Councilwoman Danica Royster, (Super Ward 7), in collaboration with the City Manager’s Office, reached out to the group last year after a spate of gun violence that rocked the city, highlighted by incidents on Granby Street.
The group which has worked across the country worked with city officials, police, anti-violence groups and other groups. They trained representatives of these local groups in tactics and strategies to address the issue.
The training created the Interrupters who are now trusted voices in the urban core of Norfolk. They are now working strategically and quietly without much attention.
Marquez says they have “street cred and trust.”
Marquez said the Violence Interrupters work to detect and intercede to prevent potential outbreaks of violence between individuals and groups in the designated neighborhoods.

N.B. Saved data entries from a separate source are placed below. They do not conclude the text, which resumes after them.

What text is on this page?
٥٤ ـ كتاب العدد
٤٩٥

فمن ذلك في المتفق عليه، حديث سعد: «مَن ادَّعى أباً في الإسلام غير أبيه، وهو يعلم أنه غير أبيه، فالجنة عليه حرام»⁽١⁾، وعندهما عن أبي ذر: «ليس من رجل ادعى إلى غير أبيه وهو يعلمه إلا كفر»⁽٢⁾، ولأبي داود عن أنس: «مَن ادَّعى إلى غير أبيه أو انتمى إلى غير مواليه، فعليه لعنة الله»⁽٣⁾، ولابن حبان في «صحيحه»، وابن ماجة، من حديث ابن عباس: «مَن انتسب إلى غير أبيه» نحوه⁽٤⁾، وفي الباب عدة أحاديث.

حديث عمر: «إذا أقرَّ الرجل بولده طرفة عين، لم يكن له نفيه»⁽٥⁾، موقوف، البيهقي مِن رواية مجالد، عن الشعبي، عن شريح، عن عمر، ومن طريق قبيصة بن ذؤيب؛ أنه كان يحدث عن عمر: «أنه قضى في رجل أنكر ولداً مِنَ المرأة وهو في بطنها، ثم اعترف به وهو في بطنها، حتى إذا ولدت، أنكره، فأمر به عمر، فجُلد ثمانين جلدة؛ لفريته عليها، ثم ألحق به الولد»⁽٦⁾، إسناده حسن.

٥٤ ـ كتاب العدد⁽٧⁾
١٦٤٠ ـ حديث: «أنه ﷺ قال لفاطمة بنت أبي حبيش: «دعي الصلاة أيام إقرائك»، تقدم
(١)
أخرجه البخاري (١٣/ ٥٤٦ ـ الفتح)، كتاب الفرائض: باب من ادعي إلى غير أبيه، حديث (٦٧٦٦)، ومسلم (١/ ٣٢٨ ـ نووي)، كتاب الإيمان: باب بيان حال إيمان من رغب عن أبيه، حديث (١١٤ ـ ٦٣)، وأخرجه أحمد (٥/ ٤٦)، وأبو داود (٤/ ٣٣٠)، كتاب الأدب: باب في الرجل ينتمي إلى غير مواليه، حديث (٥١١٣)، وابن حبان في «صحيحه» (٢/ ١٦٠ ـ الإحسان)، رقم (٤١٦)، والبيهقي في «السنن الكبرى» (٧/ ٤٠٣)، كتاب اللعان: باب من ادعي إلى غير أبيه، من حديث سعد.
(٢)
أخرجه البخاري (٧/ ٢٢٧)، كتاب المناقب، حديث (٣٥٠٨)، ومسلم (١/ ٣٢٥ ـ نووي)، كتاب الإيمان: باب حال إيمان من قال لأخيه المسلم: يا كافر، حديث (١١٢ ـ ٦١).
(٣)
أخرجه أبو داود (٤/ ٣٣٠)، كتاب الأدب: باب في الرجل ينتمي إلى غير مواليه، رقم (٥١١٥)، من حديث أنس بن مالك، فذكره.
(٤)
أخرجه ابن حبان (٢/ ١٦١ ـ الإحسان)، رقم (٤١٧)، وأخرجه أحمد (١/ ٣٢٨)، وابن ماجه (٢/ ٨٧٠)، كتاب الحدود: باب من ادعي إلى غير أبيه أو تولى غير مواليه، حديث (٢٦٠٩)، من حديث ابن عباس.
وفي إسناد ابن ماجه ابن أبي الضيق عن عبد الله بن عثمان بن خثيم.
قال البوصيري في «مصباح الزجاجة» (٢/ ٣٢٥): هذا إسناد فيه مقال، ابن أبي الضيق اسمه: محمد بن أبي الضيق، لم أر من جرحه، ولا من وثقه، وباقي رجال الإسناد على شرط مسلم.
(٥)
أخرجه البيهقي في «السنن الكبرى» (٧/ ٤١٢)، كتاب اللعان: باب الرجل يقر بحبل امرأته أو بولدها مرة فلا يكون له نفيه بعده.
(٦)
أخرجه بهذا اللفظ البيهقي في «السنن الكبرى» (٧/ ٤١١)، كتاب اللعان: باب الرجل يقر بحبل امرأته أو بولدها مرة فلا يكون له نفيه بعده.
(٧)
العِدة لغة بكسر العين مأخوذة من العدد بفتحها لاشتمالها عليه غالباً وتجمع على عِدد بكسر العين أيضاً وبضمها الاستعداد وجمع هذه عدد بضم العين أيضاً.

If they should fail and an incident occurs, Marquez said the Interceptors often arrive at the scene before police and secure it.
“We understand that the police cannot do it by themselves,” said Marquez. “We are public safety officers, too. We know the landscape of the community and we have a ‘License to Operate’ (LTO), and people know who we are and have to trust us.”
These Interceptors are not volunteers. The city has funding to provide some compensation for their work.
Marquez and Paige say despite the recent high-profile shootings over Labor Day, they have managed to make a dent in the number of incidents over the long hot summer.
Also, with his organization being a proactive force, Marquez said his outfit has provided funding for the cost of funerals of gun violence victims.
Marquez that he and his colleagues are frequently engaging youth who are acutely aware of actual and potential violence of all kinds in their communities.
“I talked to one young man who said he hears gunfire all the time,” Marquez said. “Many of the 13 and 14-year-olds are traumatized by witnessing shootings firsthand and can sit and talk about them like it’s a video game or movie.”
Marquez said he has convinced many young men to turn over their guns to him rather than use them in a fit of violence.
On September 16 at the Huntersville Park field, Marquez said his organization will host the first annual “Peace and Reunion” gathering from 2 to 7 p.m.